Realizing that attempting
to throw Julian Assange in prison for leaking classified documents
through WikiLeaks would put the federal government inevitably in a
collision course with America’s own media, the Department of
Justice appears to be
pulling back, for now. From The Washington
Post:
The Justice Department has all but concluded it will not bring
charges against WikiLeaks founder Julian Assange for publishing
classified documents because government lawyers said they could not
do so without also prosecuting U.S. news organizations and
journalists, according to U.S. officials.The officials stressed that a formal decision has not been made,
and a grand jury investigating WikiLeaks remains impaneled, but
they said there is little possibility of bringing a case against
Assange, unless he is implicated in criminal activity other than
releasing online top-secret military and diplomatic documents.The Obama administration has charged government employees and
contractors who leak classified information — such as former
National Security Agency contractor Edward Snowden and former Army
intelligence analyst Bradley Manning — with violations of the
Espionage Act.
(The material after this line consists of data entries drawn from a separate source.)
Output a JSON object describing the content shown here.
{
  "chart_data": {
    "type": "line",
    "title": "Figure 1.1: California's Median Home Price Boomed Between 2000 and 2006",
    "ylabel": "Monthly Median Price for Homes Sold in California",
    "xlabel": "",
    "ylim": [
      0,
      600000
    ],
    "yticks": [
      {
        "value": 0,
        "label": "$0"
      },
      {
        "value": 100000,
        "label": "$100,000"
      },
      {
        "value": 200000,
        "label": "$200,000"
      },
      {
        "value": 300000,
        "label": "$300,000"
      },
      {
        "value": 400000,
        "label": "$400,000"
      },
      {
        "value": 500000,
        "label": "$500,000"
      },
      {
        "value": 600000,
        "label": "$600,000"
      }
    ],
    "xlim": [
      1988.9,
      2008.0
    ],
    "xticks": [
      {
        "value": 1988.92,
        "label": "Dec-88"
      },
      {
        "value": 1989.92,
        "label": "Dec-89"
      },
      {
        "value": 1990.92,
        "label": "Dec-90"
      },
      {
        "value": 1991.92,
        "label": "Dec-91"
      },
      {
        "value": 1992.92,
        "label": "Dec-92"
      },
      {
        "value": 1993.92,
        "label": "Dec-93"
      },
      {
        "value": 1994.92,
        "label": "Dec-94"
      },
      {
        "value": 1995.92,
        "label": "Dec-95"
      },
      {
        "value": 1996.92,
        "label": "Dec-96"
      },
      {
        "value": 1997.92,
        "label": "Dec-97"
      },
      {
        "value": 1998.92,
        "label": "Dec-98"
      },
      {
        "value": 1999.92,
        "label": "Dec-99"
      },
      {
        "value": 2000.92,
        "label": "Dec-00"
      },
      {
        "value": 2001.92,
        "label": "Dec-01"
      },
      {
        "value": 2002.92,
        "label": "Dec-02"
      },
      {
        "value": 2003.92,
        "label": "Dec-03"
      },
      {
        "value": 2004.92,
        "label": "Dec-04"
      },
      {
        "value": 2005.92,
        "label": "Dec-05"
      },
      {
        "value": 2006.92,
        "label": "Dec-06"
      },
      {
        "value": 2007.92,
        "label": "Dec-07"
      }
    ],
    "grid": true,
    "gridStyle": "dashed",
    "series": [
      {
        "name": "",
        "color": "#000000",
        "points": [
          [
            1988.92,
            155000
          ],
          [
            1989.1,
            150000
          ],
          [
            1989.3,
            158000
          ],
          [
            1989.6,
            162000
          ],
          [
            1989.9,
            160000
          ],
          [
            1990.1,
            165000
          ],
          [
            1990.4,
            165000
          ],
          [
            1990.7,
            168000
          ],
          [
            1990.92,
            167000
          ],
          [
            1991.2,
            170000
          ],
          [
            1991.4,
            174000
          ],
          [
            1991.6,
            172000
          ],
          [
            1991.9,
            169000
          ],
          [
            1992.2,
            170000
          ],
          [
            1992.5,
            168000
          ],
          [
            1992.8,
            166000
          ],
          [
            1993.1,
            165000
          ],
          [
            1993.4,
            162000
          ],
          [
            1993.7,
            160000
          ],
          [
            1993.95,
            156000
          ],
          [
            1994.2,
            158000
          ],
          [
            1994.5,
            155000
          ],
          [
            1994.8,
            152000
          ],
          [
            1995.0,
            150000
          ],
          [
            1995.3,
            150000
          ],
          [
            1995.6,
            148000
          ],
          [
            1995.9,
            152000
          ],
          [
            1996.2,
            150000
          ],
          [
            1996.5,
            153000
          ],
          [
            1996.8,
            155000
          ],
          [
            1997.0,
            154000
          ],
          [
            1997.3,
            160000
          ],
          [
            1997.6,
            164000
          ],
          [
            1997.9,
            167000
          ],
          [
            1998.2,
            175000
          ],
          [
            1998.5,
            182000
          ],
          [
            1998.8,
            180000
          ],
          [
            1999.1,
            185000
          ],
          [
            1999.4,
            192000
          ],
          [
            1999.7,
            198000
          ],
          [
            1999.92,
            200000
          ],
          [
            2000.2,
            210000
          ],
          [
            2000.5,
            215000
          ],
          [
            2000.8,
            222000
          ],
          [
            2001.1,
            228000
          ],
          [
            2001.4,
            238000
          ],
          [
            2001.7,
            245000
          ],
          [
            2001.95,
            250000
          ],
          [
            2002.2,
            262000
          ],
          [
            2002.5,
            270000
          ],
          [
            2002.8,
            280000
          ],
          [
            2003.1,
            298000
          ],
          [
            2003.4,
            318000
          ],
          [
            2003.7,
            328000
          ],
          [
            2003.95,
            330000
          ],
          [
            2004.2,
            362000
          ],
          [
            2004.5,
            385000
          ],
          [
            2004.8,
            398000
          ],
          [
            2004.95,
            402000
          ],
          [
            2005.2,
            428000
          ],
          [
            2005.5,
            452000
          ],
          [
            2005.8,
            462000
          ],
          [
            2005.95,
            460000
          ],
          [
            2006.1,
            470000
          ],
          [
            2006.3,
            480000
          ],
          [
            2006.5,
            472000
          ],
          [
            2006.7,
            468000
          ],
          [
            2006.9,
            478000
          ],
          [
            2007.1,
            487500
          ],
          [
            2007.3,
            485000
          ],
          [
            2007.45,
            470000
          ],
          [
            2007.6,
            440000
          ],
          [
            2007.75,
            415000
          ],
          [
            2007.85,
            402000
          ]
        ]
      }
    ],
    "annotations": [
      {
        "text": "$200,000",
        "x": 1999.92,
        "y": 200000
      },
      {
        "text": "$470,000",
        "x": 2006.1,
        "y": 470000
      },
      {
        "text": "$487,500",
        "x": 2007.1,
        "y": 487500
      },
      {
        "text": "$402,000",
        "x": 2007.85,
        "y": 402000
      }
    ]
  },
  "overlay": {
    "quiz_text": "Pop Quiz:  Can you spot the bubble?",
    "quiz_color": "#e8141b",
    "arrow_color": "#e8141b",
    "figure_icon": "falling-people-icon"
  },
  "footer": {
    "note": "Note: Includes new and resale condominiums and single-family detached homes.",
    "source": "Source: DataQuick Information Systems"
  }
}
But officials said that although Assange published
classified documents, he did not leak them, something they said
significantly affects their legal analysis.
A former spokesman for the DOJ said they could not see any way
to prosecute Assange for what he’s done without having to prosecute
journalists at places like the New York Times or The
Washington Post.
Read the full story
here.
I imagine we should be glad that they didn’t just decide the
opposite and start prosecuting the journalists, too, the way the
Department of Justice has been operating these days.
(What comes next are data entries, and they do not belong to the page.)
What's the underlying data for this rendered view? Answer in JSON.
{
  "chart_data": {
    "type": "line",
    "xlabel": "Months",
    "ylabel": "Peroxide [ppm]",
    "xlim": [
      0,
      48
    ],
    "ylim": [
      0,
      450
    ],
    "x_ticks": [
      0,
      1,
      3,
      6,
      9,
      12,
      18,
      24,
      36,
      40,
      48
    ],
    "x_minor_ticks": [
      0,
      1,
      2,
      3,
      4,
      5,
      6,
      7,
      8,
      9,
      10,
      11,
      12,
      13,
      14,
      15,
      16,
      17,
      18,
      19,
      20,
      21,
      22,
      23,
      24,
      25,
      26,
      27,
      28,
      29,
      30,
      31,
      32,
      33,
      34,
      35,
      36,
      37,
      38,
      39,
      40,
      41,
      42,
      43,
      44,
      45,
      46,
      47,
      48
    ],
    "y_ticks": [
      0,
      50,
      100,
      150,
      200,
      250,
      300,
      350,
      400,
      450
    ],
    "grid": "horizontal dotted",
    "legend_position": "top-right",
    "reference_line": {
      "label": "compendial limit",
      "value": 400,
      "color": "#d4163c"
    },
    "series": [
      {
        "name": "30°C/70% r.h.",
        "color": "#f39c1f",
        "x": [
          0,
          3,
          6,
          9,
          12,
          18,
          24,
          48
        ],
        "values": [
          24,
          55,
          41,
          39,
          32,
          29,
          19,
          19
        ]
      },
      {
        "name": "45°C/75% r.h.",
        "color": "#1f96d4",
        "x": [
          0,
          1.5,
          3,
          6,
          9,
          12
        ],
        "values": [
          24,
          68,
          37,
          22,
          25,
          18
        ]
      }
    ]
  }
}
A statement sent out from WikiLeaks in response to the story
suggests they’re not buying it:
The anonymous assertion that Julian Assange may not be indicted
for publication of classified documents, even if true, only deals
with a small part of the grand jury investigation. That
investigation has been primarily concerned with trying to prove
somehow that Julian Assange and WikiLeaks were involved, not merely
in publication, but in a conspiracy with their sources. There is
also the question as to the status of the DoJ investigations into
WikiLeaks involvement in the Stratfor and Snowden matters.